Unfortunately, many patients with advanced transitional cell carcinoma have renal insufficiency and are unable to undergo therapy with cisplatin or other potentially nephrotoxic agents. Consequently, regimens with less nephrotoxic drugs have been developed. These have included single-agent treatments with drugs such as the taxanes, gemcitabine, and carboplatin.238247 The median survival reported for patients with renal insufficiency (in predominantly single-institution studies) ranges from 8 to 10 months, and is generally inferior to the results of the large multicenter trial (n = 405) comparing GC to MVAC in patients with nonimpaired renal function, which found median survivals of 13.8 and 14.8 months, respectively.202 Whether this is attributable to a fundamentally worse prognosis in patients with renal insufficiency or to the use of less effective regimens is not known. Frequently-used combinations in metastatic transitional cell carcinoma patients with renal insufficiency include gemcitabine/carboplatin and carboplatin/paclitaxel. Optimal chemotherapy for patients with renal insufficiency remains undefined.

New drug targets have been identified, and novel agents against these targets are currently being tested. These targets include epidermal growth factor receptor, Her2, mTOR, fibroblast growth factor receptor 3, and vascular endothelial growth factor receptor, among others. Drugs that interfere with these targets have been designed, and clinical trials are ongoing. Although progress has made in improving outcomes with combination chemotherapy, there is still much room for progress.

Palliative Radiotherapy

Bladder cancer can metastasize to various visceral organs, causing symptoms that require palliation. Radiation therapy is an effective therapy for pain or hematuria associated with advanced disease. The treatment approach in advanced disease is dictated by a desire to deliver therapy for rapid relief of pain or hematuria with minimal inconvenience to the patient. This can be accomplished with a short course of radiation with a high dose per fraction. Srinivasan and associates248 compared in 41 patients a conventional regimen of 45 Gy in 12 fractions over 26 days to a hypofractionated treatment of 17 Gy in 2 fractions over 3 days.248 In patients receiving the hypofractionated regimen, 59% had a clearance of hematuria and 73% had an improvement in pain. This was superior to the conventional treatment that resulted in a 16% clearance of hematuria and a 37% improvement in pain. Median survival was higher at 14 months for those treated conventionally compared with 10 months for those receiving the hypofractionated treatment.
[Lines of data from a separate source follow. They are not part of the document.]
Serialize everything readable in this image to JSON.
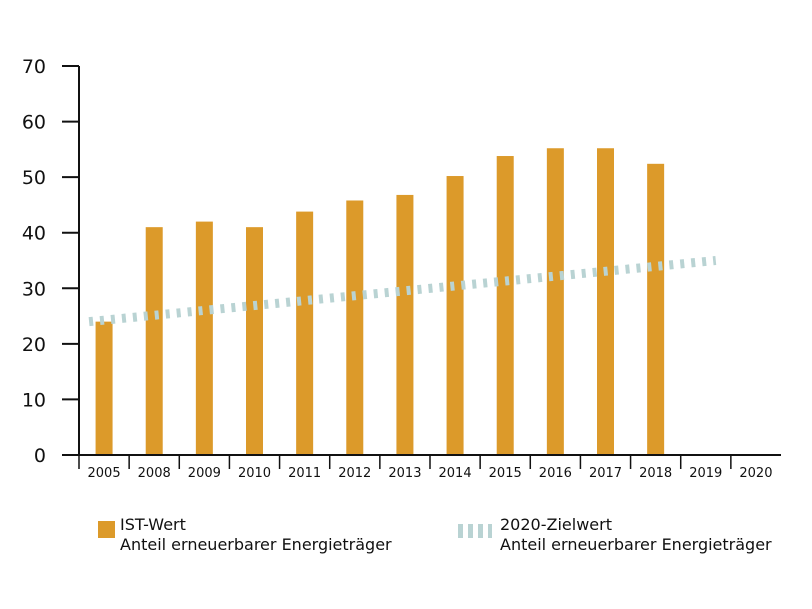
{
  "chart_data": {
    "type": "bar",
    "title": "",
    "xlabel": "",
    "ylabel": "",
    "ylim": [
      0,
      70
    ],
    "yticks": [
      0,
      10,
      20,
      30,
      40,
      50,
      60,
      70
    ],
    "categories": [
      "2005",
      "2008",
      "2009",
      "2010",
      "2011",
      "2012",
      "2013",
      "2014",
      "2015",
      "2016",
      "2017",
      "2018",
      "2019",
      "2020"
    ],
    "series": [
      {
        "name": "IST-Wert",
        "subtitle": "Anteil erneuerbarer Energieträger",
        "type": "bar",
        "color": "#dc9a2a",
        "values": [
          24,
          41,
          42,
          41,
          43.8,
          45.8,
          46.8,
          50.2,
          53.8,
          55.2,
          55.2,
          52.4,
          null,
          null
        ]
      },
      {
        "name": "2020-Zielwert",
        "subtitle": "Anteil erneuerbarer Energieträger",
        "type": "line",
        "style": "dashed",
        "color": "#b9d3d3",
        "start": {
          "category": "2005",
          "value": 24
        },
        "end": {
          "category": "2019",
          "value": 35
        }
      }
    ],
    "grid": false,
    "legend_position": "bottom"
  }
}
A palliative regimen of 30 Gy in six fractions of two fractions per week was reported by Salminen249 in 94 patients. Forty attained complete palliation and 27 had partial improvement, although many suffered acute side effects, including diarrhea in nearly 60% of patients. A regimen of 21 Gy in three fractions over 5 days resulted in palliation of 75 of 102 patients but at a cost of significant acute toxicity.250 External-beam irradiation has had mixed results in relieving ureteral obstruction.251 The obstruction was relieved for 20%, unchanged in 24%, and worse in 56% after a 60-Gy course in 2-Gy fractions for 55 patients with 68 obstructed kidneys. This limited success was at a cost of vesicovaginal fistulas in 1 patient, contracted bladders in 22 patients, and diarrhea in 25 patients. Median survival was 11 months, with a median of 9.5 months spent at home. A randomized trial conducted by the Medical Research Council demonstrated that 21 Gy in 3 fractions were as efficacious as 35 Gy in 10 fractions for palliation of local bladder symptoms.252 Symptomatic improvement was reported in 64% of patients in the short-course arm and 71% in the longer course but this did not reach statistical significance. Toxicity was modest and similar in both arms. Shorter courses of palliative radiation therapy are ideal for rapid palliation in poor-prognosis, ill patients whereas longer courses of therapy with or without chemotherapy may be appropriate for patients with a good performance status and a lower disease burden. When chemotherapy is used, lower daily doses (1.8-2.5 Gy) should be used with total doses of 45 to 50 Gy. The optimal regimen should be tailored to the individual patient.